The new agreement includes the following changes:

  • All adoptions must be completed through agencies certified by the Russian and American governments, ending private international adoptions from Russia.
  • American families looking to adopt a Russian child must complete a psychological screening.
  • Adoption agencies must gather more information about the child’s history and medical background during the pre-adoption case study.
  • Adoption agencies will complete regular home study visits after the placement.

International adoptions began declining since 2004 for a number of reasons. First, the world economy has struggled for much of that period, while the cost of adoptions has swelled well-above $25,000.  A number of highly publicized celebrity adoptions cast international adoptions in a bad light and called attention to abuses in the systems many nations use to place orphans with parents. The spotlight on international adoptions revealed horror stories about kidnapping and child selling rings profiting off vulnerable families. In many countries where domestic adoptions were previously stigmatized, the culture has begun to change. A new emphasis on placing orphans within their birth culture has arisen in parts of the world where single mothers and orphans once had no social standing. Therefore, international adoptions have declined as domestic adoption has increased in those countries.

The new US-Russian adoption regulations would seem to be another step toward the demise of international adoption. Currently, 10 percent of the international adoptees coming to the US are from Russia. There have been 60,000 US-Russian adoptions in the last twenty years. The new adoption treaty will likely reduce the number of international adoptions each year and slow down the process considerably.

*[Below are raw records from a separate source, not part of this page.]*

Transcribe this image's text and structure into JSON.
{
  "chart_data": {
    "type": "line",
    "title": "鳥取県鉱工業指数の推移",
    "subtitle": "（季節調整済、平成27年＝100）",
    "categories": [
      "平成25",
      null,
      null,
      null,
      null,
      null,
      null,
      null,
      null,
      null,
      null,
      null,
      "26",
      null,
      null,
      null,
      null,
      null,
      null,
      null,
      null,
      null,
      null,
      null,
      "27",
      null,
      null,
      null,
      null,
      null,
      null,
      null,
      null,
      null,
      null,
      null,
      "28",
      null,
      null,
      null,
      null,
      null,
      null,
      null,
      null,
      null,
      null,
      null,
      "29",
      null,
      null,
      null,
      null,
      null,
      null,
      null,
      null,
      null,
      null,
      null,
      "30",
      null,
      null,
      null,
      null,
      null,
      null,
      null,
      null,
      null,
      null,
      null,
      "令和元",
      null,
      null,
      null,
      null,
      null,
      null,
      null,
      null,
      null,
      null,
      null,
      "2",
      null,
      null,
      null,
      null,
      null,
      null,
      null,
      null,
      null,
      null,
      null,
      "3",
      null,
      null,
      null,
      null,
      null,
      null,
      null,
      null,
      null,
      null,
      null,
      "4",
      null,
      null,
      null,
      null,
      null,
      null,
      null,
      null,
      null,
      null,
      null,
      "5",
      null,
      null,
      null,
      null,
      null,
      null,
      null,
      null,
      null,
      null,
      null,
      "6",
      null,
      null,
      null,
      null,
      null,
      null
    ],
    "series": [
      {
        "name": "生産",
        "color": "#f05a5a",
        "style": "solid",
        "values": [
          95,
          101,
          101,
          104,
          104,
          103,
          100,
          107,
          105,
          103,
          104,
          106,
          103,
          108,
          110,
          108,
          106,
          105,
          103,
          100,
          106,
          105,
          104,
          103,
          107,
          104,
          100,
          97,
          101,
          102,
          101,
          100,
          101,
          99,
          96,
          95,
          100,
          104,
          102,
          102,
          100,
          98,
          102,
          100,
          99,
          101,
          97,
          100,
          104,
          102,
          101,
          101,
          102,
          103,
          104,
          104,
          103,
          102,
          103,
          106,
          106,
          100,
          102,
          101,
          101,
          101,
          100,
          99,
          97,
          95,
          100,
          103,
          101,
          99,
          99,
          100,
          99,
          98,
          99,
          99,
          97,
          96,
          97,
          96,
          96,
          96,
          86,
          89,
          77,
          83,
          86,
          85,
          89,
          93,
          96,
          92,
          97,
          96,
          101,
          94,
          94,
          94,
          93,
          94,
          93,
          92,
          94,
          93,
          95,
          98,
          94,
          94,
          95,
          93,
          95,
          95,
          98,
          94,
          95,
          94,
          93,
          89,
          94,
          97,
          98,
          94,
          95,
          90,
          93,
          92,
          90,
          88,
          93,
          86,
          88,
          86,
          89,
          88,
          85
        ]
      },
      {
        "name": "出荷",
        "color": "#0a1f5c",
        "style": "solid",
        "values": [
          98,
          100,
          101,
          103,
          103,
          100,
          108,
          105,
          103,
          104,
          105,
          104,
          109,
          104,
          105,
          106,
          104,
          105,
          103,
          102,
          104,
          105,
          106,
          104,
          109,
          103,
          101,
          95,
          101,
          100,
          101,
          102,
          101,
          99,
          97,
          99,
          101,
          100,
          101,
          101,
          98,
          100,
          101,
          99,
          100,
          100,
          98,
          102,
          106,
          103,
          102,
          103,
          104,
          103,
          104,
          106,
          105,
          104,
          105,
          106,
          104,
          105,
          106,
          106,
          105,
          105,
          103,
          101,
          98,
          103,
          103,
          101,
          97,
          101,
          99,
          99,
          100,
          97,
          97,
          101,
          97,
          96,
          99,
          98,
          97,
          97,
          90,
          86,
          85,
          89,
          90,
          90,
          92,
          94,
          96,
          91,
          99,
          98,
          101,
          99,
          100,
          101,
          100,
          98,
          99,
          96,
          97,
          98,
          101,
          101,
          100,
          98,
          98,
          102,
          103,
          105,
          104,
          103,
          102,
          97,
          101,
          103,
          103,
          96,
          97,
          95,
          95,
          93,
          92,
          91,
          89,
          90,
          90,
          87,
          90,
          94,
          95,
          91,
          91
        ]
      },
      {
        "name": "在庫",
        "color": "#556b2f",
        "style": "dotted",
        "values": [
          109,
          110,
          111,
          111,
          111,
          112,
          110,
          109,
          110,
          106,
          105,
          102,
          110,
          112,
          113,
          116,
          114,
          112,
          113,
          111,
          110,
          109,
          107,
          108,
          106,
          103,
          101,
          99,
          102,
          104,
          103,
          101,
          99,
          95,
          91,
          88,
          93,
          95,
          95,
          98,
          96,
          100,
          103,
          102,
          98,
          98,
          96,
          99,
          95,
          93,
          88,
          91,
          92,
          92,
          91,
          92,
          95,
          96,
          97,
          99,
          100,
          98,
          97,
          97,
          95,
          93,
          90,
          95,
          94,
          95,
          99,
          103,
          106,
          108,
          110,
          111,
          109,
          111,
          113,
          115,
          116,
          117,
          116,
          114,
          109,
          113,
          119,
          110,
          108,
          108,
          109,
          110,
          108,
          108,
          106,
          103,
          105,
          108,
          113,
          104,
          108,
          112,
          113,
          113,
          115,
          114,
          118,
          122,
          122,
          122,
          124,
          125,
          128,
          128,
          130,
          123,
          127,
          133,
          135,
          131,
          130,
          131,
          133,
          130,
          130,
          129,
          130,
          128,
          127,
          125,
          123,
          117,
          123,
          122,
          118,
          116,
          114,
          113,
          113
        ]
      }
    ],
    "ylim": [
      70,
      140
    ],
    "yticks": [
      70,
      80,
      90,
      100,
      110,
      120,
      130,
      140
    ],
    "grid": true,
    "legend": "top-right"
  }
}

However, the international adoption process needs to be cleaned up. Celebrities can’t wave their checkbooks and jump to the front of the line. Babies and orphans in impoverished countries can’t be a commodity bought and sold on the black market. Adoptive parents need better health information about children before the placement is completed.

The only important consideration in any adoption is what is best of the child. Adoptions are about finding loving, nurturing homes for children who might otherwise be condemned to orphanages, revolving foster homes, even child labor.

If a child is going to be transported thousands of miles from its place of birth, raised in a different culture, taught a different language, then everyone, governments and families, need to be assured that the adoptive home offers a physically and emotionally healthy environment.

There is no room for mistakes and failure in the adoption process.